Manny shrugged. “Small guys like us better be able to run. It’s too easy to get knocked out otherwise.”
They headed across the practice field toward the Boulevard. They both lived on the other side of town, a mile walk from the field. Hudson City was small but dense, the side streets lined with old houses on small lots. The Boulevard was loaded with coffee shops and delis and liquor stores.
“We’ll stop and get a soda,” Manny said.
“You got any money?”
“I’ve got a couple of dollars.”
“I got a quarter in my shoe,” Donald said. “It was digging into my foot the whole time we were running.”
“Yeah,” Donald said. “But I’m starving.”
“You won’t get much for a quarter.”
“Yeah, I will. There’s always the discount bin.”
They ducked into the small grocery store at the corner of the Boulevard and Ninth, across from St. Joseph’s Church. They had to turn sideways to get through the doorway because of their shoulder pads and the stacks of cardboard boxes on the sidewalk.

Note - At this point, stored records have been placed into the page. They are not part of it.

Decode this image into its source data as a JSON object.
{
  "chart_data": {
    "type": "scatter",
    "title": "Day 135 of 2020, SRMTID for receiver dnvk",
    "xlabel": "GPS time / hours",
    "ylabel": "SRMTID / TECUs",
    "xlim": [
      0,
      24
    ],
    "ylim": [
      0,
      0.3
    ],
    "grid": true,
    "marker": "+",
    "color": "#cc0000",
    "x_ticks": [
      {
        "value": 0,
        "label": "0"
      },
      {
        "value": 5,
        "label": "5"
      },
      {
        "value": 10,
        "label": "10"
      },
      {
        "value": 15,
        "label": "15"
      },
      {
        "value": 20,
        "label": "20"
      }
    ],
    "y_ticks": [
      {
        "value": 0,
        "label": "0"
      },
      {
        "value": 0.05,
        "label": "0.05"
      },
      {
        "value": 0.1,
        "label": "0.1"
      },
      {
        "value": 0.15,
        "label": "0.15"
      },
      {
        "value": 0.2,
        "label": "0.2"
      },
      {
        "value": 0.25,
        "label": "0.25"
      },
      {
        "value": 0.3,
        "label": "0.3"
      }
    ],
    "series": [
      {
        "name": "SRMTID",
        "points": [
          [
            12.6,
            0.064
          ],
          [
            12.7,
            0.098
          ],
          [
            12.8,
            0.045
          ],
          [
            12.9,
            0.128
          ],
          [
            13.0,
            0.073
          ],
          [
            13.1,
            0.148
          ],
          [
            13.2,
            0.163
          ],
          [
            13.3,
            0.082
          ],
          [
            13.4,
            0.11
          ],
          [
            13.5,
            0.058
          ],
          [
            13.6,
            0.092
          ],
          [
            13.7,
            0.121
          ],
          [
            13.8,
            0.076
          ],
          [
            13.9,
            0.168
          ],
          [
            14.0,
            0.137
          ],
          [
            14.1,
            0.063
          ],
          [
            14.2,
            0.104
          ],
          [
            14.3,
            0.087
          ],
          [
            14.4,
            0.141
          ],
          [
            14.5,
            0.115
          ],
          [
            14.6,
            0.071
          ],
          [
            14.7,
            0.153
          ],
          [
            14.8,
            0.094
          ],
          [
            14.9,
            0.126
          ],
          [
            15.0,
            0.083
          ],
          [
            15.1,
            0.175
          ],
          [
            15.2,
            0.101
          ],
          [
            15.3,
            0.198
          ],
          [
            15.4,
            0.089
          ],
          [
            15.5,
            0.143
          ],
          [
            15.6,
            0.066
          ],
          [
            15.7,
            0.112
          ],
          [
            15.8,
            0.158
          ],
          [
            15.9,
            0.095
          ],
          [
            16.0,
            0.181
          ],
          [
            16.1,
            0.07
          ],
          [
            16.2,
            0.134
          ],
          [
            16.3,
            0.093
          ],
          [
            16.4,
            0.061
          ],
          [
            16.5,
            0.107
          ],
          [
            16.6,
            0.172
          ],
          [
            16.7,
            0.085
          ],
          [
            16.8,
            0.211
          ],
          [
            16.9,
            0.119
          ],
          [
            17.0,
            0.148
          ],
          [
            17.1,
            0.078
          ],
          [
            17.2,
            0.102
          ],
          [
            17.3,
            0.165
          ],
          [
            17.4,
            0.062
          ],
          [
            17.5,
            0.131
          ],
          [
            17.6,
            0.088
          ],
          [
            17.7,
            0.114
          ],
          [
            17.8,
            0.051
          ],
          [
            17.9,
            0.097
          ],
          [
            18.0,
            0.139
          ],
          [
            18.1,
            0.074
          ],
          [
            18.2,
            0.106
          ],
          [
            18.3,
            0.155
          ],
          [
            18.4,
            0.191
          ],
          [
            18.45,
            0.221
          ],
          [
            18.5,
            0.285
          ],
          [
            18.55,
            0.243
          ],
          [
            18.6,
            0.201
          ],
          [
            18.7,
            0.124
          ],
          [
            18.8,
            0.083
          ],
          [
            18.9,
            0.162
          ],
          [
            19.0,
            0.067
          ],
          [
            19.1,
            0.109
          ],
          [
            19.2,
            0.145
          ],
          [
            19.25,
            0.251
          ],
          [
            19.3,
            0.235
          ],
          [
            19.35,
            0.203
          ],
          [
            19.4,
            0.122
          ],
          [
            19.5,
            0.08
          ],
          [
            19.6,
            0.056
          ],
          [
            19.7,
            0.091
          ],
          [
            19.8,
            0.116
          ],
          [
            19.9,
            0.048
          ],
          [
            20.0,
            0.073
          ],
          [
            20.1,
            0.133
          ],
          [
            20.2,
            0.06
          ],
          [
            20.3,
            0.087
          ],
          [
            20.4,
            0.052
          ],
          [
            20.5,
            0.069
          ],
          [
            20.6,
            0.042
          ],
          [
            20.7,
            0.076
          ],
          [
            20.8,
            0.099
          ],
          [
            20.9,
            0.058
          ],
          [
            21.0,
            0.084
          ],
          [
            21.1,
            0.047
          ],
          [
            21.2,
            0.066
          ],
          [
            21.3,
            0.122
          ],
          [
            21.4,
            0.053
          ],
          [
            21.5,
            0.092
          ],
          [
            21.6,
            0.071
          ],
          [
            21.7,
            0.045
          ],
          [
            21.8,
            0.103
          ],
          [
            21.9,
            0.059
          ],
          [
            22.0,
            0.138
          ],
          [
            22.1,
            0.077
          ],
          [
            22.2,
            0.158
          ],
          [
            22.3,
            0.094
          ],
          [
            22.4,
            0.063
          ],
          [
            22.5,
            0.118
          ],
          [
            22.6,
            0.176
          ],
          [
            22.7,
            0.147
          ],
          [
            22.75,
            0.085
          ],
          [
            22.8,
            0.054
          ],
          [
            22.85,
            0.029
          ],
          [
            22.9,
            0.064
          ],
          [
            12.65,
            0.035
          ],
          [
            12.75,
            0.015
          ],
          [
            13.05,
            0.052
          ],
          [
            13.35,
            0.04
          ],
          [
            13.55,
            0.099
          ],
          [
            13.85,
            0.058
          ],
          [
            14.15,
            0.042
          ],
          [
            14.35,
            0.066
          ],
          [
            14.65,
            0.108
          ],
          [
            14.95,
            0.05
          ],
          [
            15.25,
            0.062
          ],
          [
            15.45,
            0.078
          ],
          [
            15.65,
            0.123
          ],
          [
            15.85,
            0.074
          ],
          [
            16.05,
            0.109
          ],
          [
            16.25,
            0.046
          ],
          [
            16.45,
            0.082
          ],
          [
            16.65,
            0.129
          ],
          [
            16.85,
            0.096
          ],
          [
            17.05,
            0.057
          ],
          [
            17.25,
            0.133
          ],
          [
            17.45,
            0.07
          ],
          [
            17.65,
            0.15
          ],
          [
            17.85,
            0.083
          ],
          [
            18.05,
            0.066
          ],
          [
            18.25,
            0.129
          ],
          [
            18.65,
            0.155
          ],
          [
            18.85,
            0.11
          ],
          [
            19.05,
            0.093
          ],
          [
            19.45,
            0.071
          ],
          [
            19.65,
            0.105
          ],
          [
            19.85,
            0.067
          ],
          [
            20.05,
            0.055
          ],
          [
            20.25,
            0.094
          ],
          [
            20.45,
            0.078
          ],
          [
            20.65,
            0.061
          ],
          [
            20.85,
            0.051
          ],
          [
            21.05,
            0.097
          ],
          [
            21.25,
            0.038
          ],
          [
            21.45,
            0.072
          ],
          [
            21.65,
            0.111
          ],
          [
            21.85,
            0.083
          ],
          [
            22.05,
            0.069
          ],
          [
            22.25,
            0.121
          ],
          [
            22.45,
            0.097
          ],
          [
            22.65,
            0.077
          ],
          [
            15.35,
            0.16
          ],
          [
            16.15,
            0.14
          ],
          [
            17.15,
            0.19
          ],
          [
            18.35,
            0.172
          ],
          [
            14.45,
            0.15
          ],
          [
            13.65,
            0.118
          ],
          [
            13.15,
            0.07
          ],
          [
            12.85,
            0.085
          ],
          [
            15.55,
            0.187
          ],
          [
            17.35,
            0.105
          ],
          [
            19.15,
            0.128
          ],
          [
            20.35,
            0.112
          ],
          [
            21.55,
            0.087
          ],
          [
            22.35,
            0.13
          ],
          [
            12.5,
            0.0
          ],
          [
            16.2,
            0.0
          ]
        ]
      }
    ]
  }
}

“Ahh,” said Manny, shutting his eyes for a second to enjoy the air-conditioned coolness. “What a difference.”
They walked up the canned-soup and pasta aisle toward the baked goods section at the back of the store. The aisles were narrow and stacked high.
“Twinkies,” Donald said. “I need Twinkies.”
They reached the back and Donald started pawing through the discount bin, where items that were turning stale or had ripped packaging were marked down. “No Twinkies,” he said. “Nothing good at all.”
Donald glanced around, then flicked his eyebrows up at Manny. He gently brought his helmet down on an individual-sized apple pie, pushing until the box was partly flattened and the pie filling was coming through the crust.
“Oh,” Donald said in mock surprise. “I didn’t see this pie at first. Looks like a bargain to me.”
Manny shook his head. Donald grabbed the pie and they hurried up the aisle. Manny slid open the door of the soda cooler and took out a couple of bottles; then they got in line to pay.
“This was in the discount bin,” Donald lied to the teenage girl at the register, handing her the pie. “It isn’t marked.”
The girl looked at the pie for a few seconds, twisted her mouth around, and sighed.
“Shouldn’t be more than a quarter,” Donald said.
“Sounds about right,” she answered, and punched in the sale.
They laughed as they left the store. “You shouldn’t do that,” Manny said, but he was grinning.